A few things to focus on are depth in your photo, the rule of thirds, colour of the climber in relation to the rock or the background (there’s a reason all the climbing brands make their clothes so colorful and bright) and leading lines.

Tim Slab on Creaking Heights in Rocklands. Cool body position, some height and the gorgeous rock in Rocklands.


Shooting in RAW gives you a lot more wiggle room in post and there are a host of free options out there, but Lightroom from Adobe is pretty cheap and a great program for editing plus the photography package comes with Photoshop for free basically, there’s a reason these programs are the industry standard, they’re very powerful tools. I try to shoot my photos as well in camera as possible but I’ve saved some unusable pictures and turned a few okay ones into real bangers by having an idea of post processing. There are thousands of tutorials so get googling and dive in. Like framing or climbing, editing is a skill that you get better with and quicker with over time. So jump in, play around and enjoy the magic.

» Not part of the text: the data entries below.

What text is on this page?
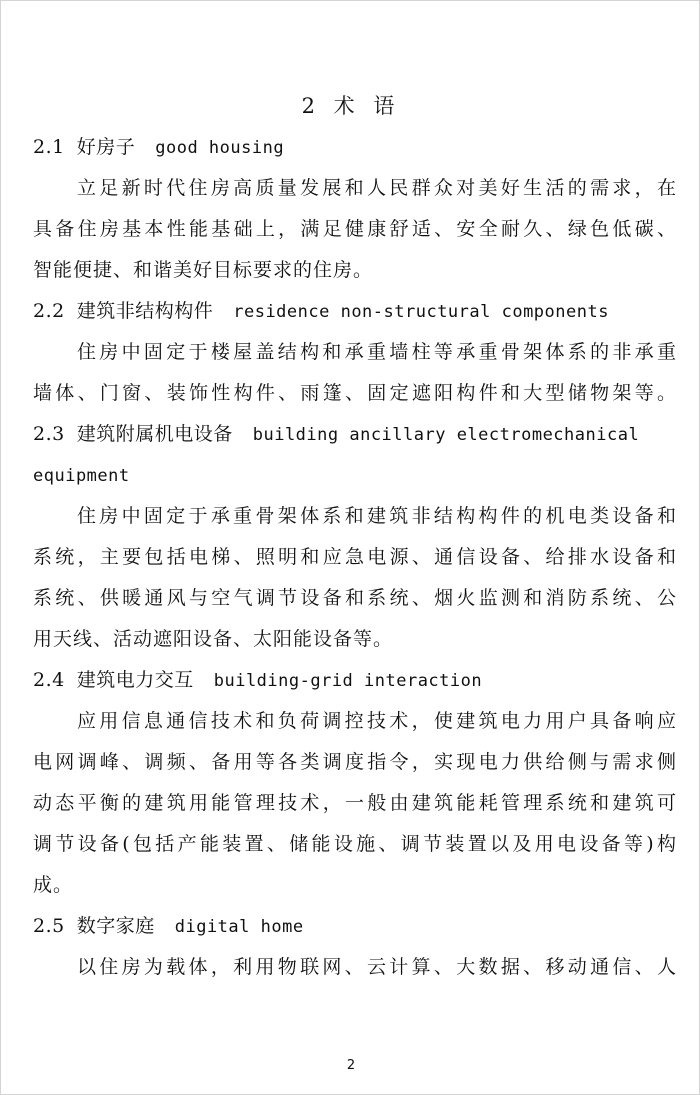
2 术 语
2.1 好房子 good housing
立足新时代住房高质量发展和人民群众对美好生活的需求，在
具备住房基本性能基础上，满足健康舒适、安全耐久、绿色低碳、
智能便捷、和谐美好目标要求的住房。
2.2 建筑非结构构件 residence non-structural components
住房中固定于楼屋盖结构和承重墙柱等承重骨架体系的非承重
墙体、门窗、装饰性构件、雨篷、固定遮阳构件和大型储物架等。
2.3 建筑附属机电设备 building ancillary electromechanical
equipment
住房中固定于承重骨架体系和建筑非结构构件的机电类设备和
系统，主要包括电梯、照明和应急电源、通信设备、给排水设备和
系统、供暖通风与空气调节设备和系统、烟火监测和消防系统、公
用天线、活动遮阳设备、太阳能设备等。
2.4 建筑电力交互 building-grid interaction
应用信息通信技术和负荷调控技术，使建筑电力用户具备响应
电网调峰、调频、备用等各类调度指令，实现电力供给侧与需求侧
动态平衡的建筑用能管理技术，一般由建筑能耗管理系统和建筑可
调节设备(包括产能装置、储能设施、调节装置以及用电设备等)构
成。
2.5 数字家庭 digital home
以住房为载体，利用物联网、云计算、大数据、移动通信、人
2
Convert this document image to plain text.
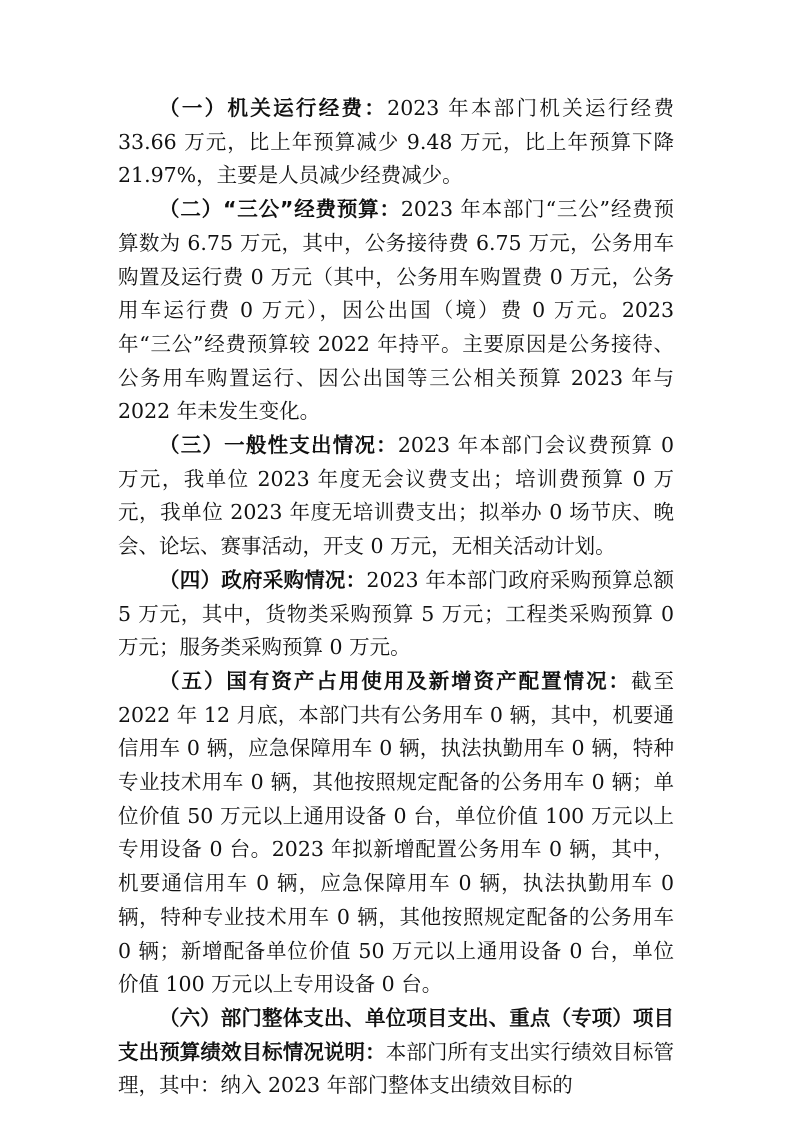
（一）机关运行经费：2023 年本部门机关运行经费 33.66 万元，比上年预算减少 9.48 万元，比上年预算下降 21.97%，主要是人员减少经费减少。

（二）“三公”经费预算：2023 年本部门“三公”经费预算数为 6.75 万元，其中，公务接待费 6.75 万元，公务用车购置及运行费 0 万元（其中，公务用车购置费 0 万元，公务用车运行费 0 万元），因公出国（境）费 0 万元。2023 年“三公”经费预算较 2022 年持平。主要原因是公务接待、公务用车购置运行、因公出国等三公相关预算 2023 年与 2022 年未发生变化。

（三）一般性支出情况：2023 年本部门会议费预算 0 万元，我单位 2023 年度无会议费支出；培训费预算 0 万元，我单位 2023 年度无培训费支出；拟举办 0 场节庆、晚会、论坛、赛事活动，开支 0 万元，无相关活动计划。

（四）政府采购情况：2023 年本部门政府采购预算总额 5 万元，其中，货物类采购预算 5 万元；工程类采购预算 0 万元；服务类采购预算 0 万元。

（五）国有资产占用使用及新增资产配置情况：截至 2022 年 12 月底，本部门共有公务用车 0 辆，其中，机要通信用车 0 辆，应急保障用车 0 辆，执法执勤用车 0 辆，特种专业技术用车 0 辆，其他按照规定配备的公务用车 0 辆；单位价值 50 万元以上通用设备 0 台，单位价值 100 万元以上专用设备 0 台。2023 年拟新增配置公务用车 0 辆，其中，机要通信用车 0 辆，应急保障用车 0 辆，执法执勤用车 0 辆，特种专业技术用车 0 辆，其他按照规定配备的公务用车 0 辆；新增配备单位价值 50 万元以上通用设备 0 台，单位价值 100 万元以上专用设备 0 台。

（六）部门整体支出、单位项目支出、重点（专项）项目支出预算绩效目标情况说明：本部门所有支出实行绩效目标管理，其中：纳入 2023 年部门整体支出绩效目标的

Kieran and Chris on Blouberg, shot with my beloved 10-18mm.

Photography is such a cool hobby and I feel so blessed each time I’m out with a camera and some friends. It really ticks my boxes as a creative outlet and climbing activity. I’ve been fortunate to hang out with some amazing photographers that have helped me on my journey and opened my eyes up to what is possible and how big you can think. Find some mentors and go shooting with them, you’ll learn a lot. For most of us (myself included), the majority of our photos won’t end up in a magazine or on a billboard. Photos are amazing memories of friends, cool adventures and time in the mountains so grab your camera, don’t worry if you’re not getting the perfect shot every time and keep clicking away.